久しぶりに日本の安全保障の問題について書いてみます。

 アメリカのイラク戦争に反対して外務省をくびになった元外交官天木直人さんの新刊『さらば日米同盟』を読みました。少し感想を書いてみます。

 天木さんは鳩山元首相が掲げた「対等な日米同盟」については否定的です。

 「米国との軍事協力を重視する限り、対等な日米関係はありえない。常に日本は米国の軍事力要求に悩まされ、最後は日本国民の利益を犠牲にするかたちで米国の要求に従わざるをえない。」

 確かに軍事的に日米対等ということはありえないわけです。そこで天木さんは軍事協力関係から離れた「自主、自立した日米関係」を目指さなければならないと主張しています。

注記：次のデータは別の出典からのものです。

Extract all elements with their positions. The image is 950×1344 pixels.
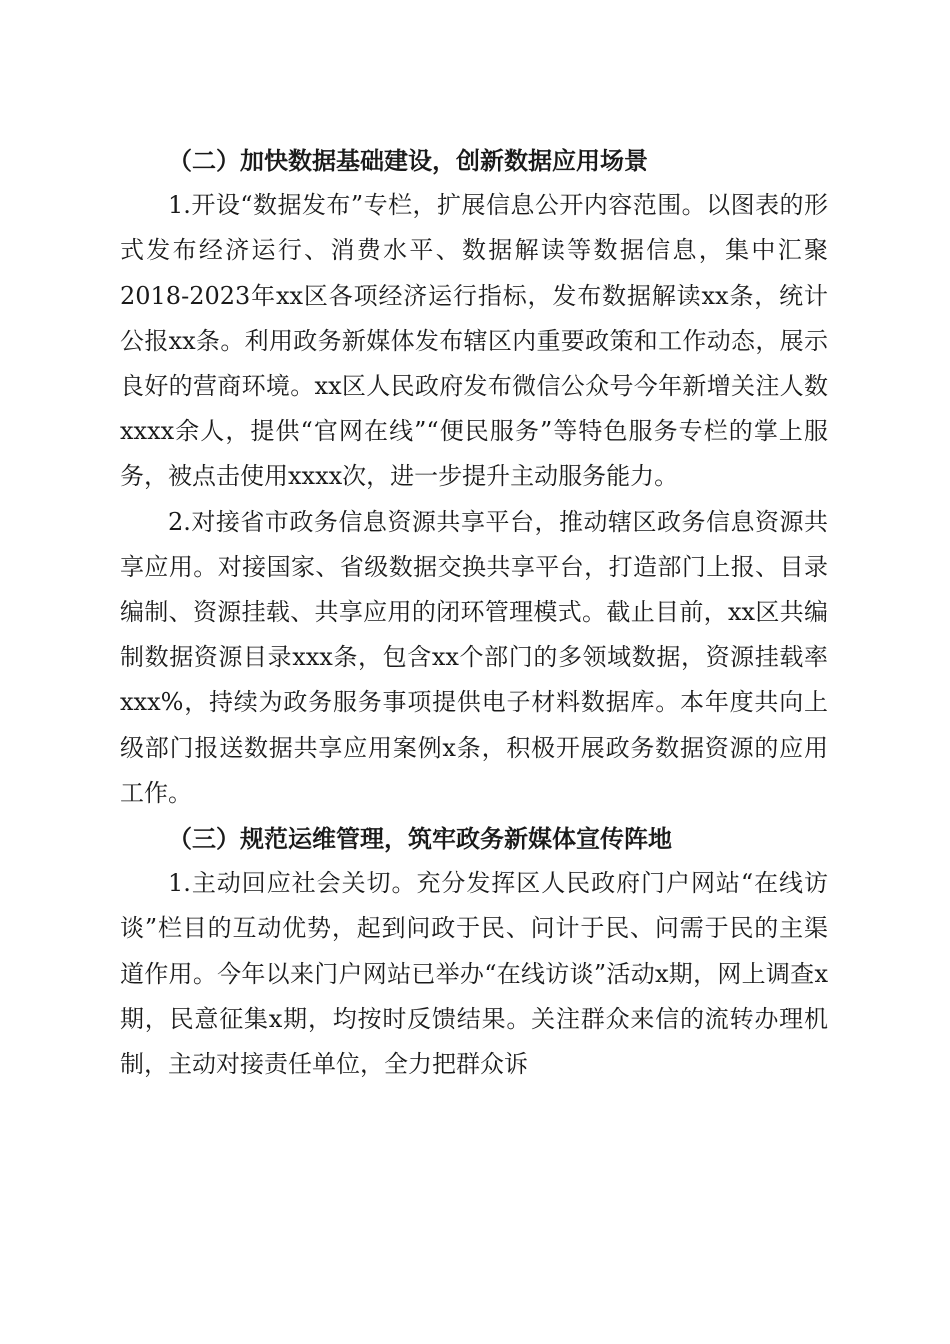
paragraph-data-publish: 1.开设“数据发布”专栏，扩展信息公开内容范围。以图表的形式发布经济运行、消费水平、数据解读等数据信息，集中汇聚2018-2023年xx区各项经济运行指标，发布数据解读xx条，统计公报xx条。利用政务新媒体发布辖区内重要政策和工作动态，展示良好的营商环境。xx区人民政府发布微信公众号今年新增关注人数xxxx余人，提供“官网在线”“便民服务”等特色服务专栏的掌上服务，被点击使用xxxx次，进一步提升主动服务能力。 (120, 191, 828, 491)
paragraph-data-sharing: 2.对接省市政务信息资源共享平台，推动辖区政务信息资源共享应用。对接国家、省级数据交换共享平台，打造部门上报、目录编制、资源挂载、共享应用的闭环管理模式。截止目前，xx区共编制数据资源目录xxx条，包含xx个部门的多领域数据，资源挂载率xxx%，持续为政务服务事项提供电子材料数据库。本年度共向上级部门报送数据共享应用案例x条，积极开展政务数据资源的应用工作。 (120, 507, 828, 807)
section-heading-3: （三）规范运维管理，筑牢政务新媒体宣传阵地 (168, 824, 672, 854)
paragraph-public-response: 1.主动回应社会关切。充分发挥区人民政府门户网站“在线访谈”栏目的互动优势，起到问政于民、问计于民、问需于民的主渠道作用。今年以来门户网站已举办“在线访谈”活动x期，网上调查x期，民意征集x期，均按时反馈结果。关注群众来信的流转办理机制，主动对接责任单位，全力把群众诉 (120, 869, 828, 1079)
section-heading-2: （二）加快数据基础建设，创新数据应用场景 (168, 146, 648, 175)
document-body (120, 138, 828, 1087)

 具体的には「東アジア集団安全保障の確立、新たな基盤的防衛力(専守防衛の防衛力)の構築、それらの支柱となる憲法9条を掲げた平和外交」が日米同盟体制のかわりとなるべきだと書かれています。

 私は彼の提案で最も納得できないのが集団安全保障と憲法9条の関係です。

 集団安全保障とは天木さんの本にも「集団安全保障体制のもとでは、いわゆる仮想敵国というものはなく。お互いにルールを決め、それを皆で守れば平和が保てる、だからそれを皆で守ろう、そして問題が起きたら皆で問題を起こした国を罰しよう、そういう制度である。」と書かれています。

 ところが、天木さんは「憲法9条があるから、国連の平和維持活動にさえも日本は参加できない、と高らかに言えばいい」とも書いておられます。

 仮に東アジアに集団安全保障体制ができたと仮定して、皆でルールを決めて誰かが違反したときに、「日本は9条があるから軍事行動には参加できない」で本当にこの集団的安全保障は機能するのでしょうか。疑問です。

 ということで『さらば日米同盟』を現状批判の書として読めば納得できるところはたくさんありますが、憲法9条を持ち出したとたん現実的ではなくなってしまうのです。

 やはり憲法9条は日米同盟と共にあるから意味をなすことが理解できたのでした。